Contrasted reactions on Wall Street after the Fed


Fed Chairman Jerome Powell during a press conference in Washington on May 1, 2024 (AFP/SAUL LOEB)

The New York Stock Exchange ended up divided on Wednesday, after an initial positive reaction to the comments of the Federal Reserve (Fed) which, if it sees little recent progress in the fall in inflation, in any case rules out a future increase in rate.

The Dow Jones index gained 0.23% to 37,903.29 points. The Nasdaq, with its strong technological coloring, lost 0.33% to 15,605.48 points and the broader S&P 500 index lost 0.34% to 5,018.39 points.

The Federal Reserve’s Monetary Committee left rates unchanged at their highest level in 23 years, recognizing, in its press release, a “lack of progress” in recent months towards the 2% inflation objective.

But Fed Chairman Jerome Powell insisted on emphasizing that monetary policy appeared sufficiently “restrictive” over time and that it was “unlikely that the next move on rates would be an increase.”

These comments initially clearly relieved the markets. Briefly the Dow Jones accelerated its rise before returning to more timid progress at the end of the session. “This type of volatility is not exceptional” after comments from the Fed, judged Art Hogan of B. Riley Wealth Management.

For Peter Cardillo of Spartan Capital, a key point “pleased investors”: the Fed has in fact announced slowing down the rate of reduction of Treasury bills on its balance sheet more than expected. This approach amounted to another tool for tightening monetary policy.

The bond market relaxed significantly, with ten-year rates sliding to 4.61% compared to 4.68% the day before.

“They reiterated the fact that inflation is a tough fight but they remain on the same trajectory,” summed up Mr. Cardillo.

– No hawkish turn –

For Karl Haeling of LBBW, the central bank’s comments “did not in any way commit to rate cuts but certainly did not take a hawkish turn either.”

The markets, which just a few weeks ago were full of hope of seeing rates start to fall in June, are now betting instead on September or November, according to the CME Group estimate.

“The changes made to the Fed’s statement were not as strict as they could have been,” said Ryan Sweet of Oxford Economics.

“The Fed did not take the opportunity to adopt a hawkish tone in its statement, suggesting that rate cuts this year are still on the table,” the analyst added.

In terms of company results, investors welcomed the performance of Amazon which tripled its quarterly profit thanks to its “cloud” (remote computing) branch. The stock rose 2.29% to $179.

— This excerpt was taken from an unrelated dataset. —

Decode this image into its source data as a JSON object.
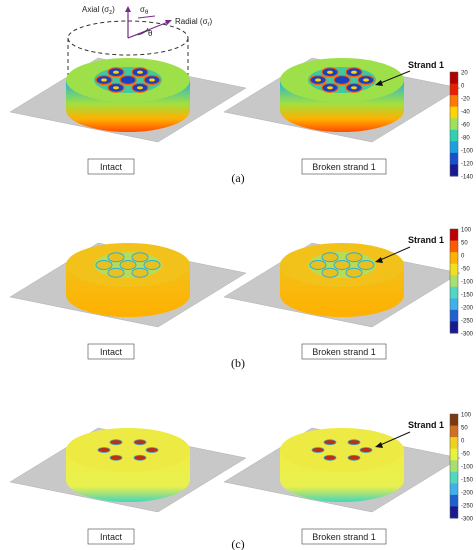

The microprocessor manufacturer AMD (-8.91%), on the other hand, disappointed by announcing weaker forecasts than expected for the current quarter.

Super Micro Computer (SMCI), maker of servers used with artificial intelligence, reported lower-than-expected results, complaining of being short of some components. The stock, which has tripled in value since the start of the year, plunged 14.03% to $738.30.

Nvidia, at the center of the enthusiasm accompanying the development of artificial intelligence, lost almost 4%.

The American coffee giant Starbucks drank, falling 15.88% to $74.44 after publishing results on Tuesday for the second quarter of its staggered financial year, well below market forecasts.

Between January and March, the chain earned a turnover of 8.56 billion dollars (-1.8% over one year) and a net profit of 772.4 million, down 15% over one year.

Investors have welcomed pharmaceutical giant Johnson & Johnson’s decision to end civil lawsuits in a talc case accused of causing cancer, paying about $6.5 billion over twenty-five years. The stock rose 4.56%.

The Pfizer laboratory, whose shares had fallen significantly last month, regained strength (+6.09%) while the group revised its annual forecasts slightly upwards.

DJT stock, owned by Donald Trump’s media company TMTG, showed further volatility, falling 9.61% to $45.13.